For sellers, tax liability and brokerage contracts are often two of the biggest worries. When you sell a property, the amount of income tax you’ll owe that year may increase dramatically. Fortunately, there are certain tax provisions that can potentially hedge against these costs. An accountant or attorney can help you identify whether or not you meet the criteria for such provisions. Furthermore, he or she will verify that the brokerage contract is written to protect you in case a sale does not occur. In some cases, brokerage contacts originally state that a brokerage fee must be paid even if a buyer is not found. An attorney will ensure that this does not happen to you.


  1. Lease disputes between landlords and tenants
  2. Conflicts with a homeowner's association (HOA) 
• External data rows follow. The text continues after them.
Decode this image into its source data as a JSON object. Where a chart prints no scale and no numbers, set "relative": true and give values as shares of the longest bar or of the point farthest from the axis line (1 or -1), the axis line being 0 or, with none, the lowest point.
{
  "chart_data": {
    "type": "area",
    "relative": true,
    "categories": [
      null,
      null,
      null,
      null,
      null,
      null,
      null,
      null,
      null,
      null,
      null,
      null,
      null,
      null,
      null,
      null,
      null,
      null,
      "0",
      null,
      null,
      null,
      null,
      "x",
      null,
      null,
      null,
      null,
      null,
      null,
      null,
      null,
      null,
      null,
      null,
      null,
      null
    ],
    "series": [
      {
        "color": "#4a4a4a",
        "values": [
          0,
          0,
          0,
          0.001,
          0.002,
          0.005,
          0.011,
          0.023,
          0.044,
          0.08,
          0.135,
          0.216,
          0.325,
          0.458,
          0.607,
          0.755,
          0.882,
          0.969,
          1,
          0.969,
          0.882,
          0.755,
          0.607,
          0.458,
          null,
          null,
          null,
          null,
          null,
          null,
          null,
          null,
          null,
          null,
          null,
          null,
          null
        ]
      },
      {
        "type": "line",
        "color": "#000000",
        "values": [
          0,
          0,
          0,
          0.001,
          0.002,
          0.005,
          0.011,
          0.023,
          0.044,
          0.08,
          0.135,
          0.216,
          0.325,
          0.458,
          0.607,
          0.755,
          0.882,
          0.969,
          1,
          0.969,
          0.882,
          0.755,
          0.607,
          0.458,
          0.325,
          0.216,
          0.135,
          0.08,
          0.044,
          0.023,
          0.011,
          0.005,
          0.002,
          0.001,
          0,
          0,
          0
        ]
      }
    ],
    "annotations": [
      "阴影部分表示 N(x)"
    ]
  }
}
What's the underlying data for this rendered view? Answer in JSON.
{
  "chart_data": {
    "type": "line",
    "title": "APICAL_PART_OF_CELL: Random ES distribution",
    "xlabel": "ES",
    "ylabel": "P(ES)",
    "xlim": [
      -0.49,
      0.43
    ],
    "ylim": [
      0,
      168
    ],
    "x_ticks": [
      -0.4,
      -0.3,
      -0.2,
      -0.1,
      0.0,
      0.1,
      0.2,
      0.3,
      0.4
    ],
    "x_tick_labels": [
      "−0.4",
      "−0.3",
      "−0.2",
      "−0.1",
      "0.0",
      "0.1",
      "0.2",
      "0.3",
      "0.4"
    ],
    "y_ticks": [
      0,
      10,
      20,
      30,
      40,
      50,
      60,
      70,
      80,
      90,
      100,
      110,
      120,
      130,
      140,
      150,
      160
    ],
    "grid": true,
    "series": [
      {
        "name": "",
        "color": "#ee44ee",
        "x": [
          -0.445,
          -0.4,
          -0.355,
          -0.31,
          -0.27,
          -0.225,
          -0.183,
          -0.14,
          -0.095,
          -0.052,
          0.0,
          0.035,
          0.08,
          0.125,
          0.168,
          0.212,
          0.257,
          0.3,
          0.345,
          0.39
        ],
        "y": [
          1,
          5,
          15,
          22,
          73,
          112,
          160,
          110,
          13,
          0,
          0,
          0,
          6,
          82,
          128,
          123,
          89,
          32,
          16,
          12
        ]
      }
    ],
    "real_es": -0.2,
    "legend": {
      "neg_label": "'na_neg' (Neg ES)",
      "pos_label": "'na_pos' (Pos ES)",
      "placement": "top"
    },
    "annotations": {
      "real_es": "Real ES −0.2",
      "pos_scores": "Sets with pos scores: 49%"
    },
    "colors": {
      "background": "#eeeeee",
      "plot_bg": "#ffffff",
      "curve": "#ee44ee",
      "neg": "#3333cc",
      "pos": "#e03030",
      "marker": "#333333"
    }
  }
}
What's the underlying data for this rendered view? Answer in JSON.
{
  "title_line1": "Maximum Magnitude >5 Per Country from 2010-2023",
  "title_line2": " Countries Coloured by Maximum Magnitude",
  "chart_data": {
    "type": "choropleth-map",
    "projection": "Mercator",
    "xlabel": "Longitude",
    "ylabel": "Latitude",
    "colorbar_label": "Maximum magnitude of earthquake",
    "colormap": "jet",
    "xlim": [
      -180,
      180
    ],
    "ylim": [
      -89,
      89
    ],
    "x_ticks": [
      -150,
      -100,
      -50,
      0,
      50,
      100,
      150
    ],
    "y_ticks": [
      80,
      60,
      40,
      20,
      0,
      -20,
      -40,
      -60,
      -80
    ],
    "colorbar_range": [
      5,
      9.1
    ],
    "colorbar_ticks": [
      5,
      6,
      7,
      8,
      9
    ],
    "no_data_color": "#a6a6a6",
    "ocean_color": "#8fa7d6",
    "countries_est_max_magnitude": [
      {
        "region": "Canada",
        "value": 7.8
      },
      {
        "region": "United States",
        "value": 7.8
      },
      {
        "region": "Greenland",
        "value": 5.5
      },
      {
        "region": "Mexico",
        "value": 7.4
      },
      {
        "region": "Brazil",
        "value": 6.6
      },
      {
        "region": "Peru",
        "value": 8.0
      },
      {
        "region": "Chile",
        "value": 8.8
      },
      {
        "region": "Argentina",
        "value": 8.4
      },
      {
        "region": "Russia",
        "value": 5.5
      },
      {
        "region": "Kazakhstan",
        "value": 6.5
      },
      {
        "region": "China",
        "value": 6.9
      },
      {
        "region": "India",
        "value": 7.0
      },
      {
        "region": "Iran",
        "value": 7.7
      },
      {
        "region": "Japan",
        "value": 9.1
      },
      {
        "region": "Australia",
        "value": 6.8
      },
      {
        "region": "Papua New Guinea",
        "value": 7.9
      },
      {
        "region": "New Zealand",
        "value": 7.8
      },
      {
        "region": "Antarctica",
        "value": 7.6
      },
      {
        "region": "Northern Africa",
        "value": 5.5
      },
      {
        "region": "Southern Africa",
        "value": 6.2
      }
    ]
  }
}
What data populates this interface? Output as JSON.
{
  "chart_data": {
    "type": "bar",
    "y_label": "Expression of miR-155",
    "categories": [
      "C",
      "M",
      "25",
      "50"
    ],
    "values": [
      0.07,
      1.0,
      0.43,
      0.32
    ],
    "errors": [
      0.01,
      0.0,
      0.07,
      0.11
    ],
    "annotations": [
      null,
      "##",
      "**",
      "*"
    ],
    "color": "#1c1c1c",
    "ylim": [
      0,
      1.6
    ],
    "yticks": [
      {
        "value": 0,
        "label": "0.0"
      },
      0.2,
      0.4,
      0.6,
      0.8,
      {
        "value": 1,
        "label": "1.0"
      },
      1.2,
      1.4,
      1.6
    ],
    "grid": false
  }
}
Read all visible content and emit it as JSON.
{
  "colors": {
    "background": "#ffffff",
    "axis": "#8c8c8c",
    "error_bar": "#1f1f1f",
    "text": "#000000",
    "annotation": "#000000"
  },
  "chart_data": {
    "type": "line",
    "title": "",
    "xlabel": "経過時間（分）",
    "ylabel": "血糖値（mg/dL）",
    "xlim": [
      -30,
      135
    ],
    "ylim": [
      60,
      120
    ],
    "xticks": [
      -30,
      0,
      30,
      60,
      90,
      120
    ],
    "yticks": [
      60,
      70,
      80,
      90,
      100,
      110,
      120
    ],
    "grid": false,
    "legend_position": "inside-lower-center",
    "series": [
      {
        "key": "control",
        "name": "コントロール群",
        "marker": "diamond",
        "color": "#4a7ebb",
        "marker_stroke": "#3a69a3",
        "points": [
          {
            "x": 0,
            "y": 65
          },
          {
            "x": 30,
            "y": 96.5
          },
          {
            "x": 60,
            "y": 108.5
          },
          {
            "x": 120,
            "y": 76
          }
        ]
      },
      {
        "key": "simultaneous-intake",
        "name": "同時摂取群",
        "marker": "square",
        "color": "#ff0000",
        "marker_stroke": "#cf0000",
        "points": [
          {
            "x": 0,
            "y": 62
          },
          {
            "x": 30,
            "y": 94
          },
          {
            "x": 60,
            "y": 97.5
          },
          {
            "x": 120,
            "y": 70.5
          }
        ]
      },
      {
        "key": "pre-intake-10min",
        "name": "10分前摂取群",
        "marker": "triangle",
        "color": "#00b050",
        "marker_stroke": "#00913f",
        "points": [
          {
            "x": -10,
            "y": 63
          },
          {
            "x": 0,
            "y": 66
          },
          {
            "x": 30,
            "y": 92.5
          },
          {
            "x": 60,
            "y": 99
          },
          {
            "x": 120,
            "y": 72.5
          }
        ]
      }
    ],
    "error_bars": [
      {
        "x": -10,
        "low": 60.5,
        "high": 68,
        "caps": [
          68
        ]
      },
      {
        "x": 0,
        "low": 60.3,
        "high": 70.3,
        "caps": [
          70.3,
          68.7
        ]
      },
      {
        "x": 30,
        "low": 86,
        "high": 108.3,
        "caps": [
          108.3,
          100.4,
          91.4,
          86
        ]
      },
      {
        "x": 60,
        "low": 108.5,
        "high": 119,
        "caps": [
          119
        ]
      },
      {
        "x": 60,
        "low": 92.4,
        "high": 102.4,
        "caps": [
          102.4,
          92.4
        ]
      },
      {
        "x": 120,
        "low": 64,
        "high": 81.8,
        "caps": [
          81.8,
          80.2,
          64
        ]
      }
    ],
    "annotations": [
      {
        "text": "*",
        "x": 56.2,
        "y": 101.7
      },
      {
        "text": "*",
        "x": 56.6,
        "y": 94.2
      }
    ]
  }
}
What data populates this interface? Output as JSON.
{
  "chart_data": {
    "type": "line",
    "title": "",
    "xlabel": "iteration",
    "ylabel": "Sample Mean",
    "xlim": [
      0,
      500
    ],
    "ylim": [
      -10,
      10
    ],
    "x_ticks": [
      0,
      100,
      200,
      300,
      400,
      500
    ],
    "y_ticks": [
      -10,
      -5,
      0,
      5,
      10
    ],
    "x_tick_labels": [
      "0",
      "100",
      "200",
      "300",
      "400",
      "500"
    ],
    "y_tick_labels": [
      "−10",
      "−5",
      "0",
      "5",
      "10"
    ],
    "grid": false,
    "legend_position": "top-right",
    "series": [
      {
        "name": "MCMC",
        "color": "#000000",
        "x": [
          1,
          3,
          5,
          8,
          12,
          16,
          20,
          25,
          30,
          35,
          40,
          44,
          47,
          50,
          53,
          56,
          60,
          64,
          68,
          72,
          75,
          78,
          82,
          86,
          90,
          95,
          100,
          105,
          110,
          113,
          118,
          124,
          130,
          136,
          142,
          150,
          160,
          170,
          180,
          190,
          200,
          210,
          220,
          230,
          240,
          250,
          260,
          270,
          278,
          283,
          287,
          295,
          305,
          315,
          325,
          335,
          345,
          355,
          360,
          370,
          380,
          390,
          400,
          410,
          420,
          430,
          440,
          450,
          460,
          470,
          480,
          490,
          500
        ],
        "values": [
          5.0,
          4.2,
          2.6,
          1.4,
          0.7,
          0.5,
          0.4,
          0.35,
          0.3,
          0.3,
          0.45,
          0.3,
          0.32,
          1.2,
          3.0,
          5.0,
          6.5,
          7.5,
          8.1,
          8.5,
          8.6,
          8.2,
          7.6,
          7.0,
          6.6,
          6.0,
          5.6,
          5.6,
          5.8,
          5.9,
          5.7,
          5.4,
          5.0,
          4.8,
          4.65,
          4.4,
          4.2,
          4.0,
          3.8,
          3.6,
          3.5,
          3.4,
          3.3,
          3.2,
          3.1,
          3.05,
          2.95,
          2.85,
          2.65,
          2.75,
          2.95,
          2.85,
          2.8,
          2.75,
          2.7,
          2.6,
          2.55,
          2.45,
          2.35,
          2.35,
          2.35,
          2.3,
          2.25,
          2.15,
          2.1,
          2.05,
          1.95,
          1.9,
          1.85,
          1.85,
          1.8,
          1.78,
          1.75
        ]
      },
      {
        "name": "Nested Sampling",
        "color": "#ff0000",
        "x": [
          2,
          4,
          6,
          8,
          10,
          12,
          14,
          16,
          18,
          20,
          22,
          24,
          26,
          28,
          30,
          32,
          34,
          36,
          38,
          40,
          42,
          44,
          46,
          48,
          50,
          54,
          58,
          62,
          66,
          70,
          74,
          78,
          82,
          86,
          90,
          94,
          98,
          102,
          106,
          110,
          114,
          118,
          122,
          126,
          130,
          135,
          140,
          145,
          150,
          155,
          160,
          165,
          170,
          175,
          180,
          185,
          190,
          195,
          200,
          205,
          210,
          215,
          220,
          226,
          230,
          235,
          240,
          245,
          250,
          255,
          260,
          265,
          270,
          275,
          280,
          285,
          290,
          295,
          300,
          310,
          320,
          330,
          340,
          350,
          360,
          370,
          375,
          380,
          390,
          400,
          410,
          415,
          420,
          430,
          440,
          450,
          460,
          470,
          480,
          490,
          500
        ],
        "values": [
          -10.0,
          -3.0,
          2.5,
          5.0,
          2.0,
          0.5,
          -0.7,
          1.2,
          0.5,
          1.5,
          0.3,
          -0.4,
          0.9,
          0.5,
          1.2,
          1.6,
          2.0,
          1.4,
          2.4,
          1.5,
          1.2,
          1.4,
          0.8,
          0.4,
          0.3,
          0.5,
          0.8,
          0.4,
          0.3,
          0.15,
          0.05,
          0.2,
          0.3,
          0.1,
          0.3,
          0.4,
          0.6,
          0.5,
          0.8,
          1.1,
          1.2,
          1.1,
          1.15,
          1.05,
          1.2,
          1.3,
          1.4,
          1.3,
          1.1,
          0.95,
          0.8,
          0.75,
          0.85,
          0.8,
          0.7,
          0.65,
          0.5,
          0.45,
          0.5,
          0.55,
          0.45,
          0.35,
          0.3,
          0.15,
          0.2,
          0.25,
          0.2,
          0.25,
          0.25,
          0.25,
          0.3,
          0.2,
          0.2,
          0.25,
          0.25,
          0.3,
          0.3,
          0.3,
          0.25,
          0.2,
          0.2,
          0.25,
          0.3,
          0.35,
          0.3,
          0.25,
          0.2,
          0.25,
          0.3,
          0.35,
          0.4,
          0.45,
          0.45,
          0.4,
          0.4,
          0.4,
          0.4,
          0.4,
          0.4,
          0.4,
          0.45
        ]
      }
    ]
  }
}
  3. Foreclosures, especially in cases involving unscrupulous lenders and bankruptcies 
  4. Easements, which grant the right to cross or use another's land for a specified purpose
  5. Eminent domain, the process by which government obtains possession of private property and converts it into public use


Although a realtor is licensed to direct nearly all aspects of a sale or purchase, it is not always effective to hire an agent when buying or selling real estate. First and foremost, conflicts of interest may arise when working with a buyer’s agent due to the nature of how they are compensated. Given that agents are paid on commission, it is within their best interest to close a sale as quickly and for as much money as possible, which can be to your detriment if you are the buyer. They also may avoid showing you “For Sale by Owner” (FSBO) properties. Furthermore, realtors often use standard forms which are not easily tailored to meet your unique needs. They may even unintentionally overlook legally binding errors due to the complex language of many real estate contracts. Thus, in order to receive fair and sound advice, some find it beneficial to seek the counsel of a trusted attorney rather than a real estate agent.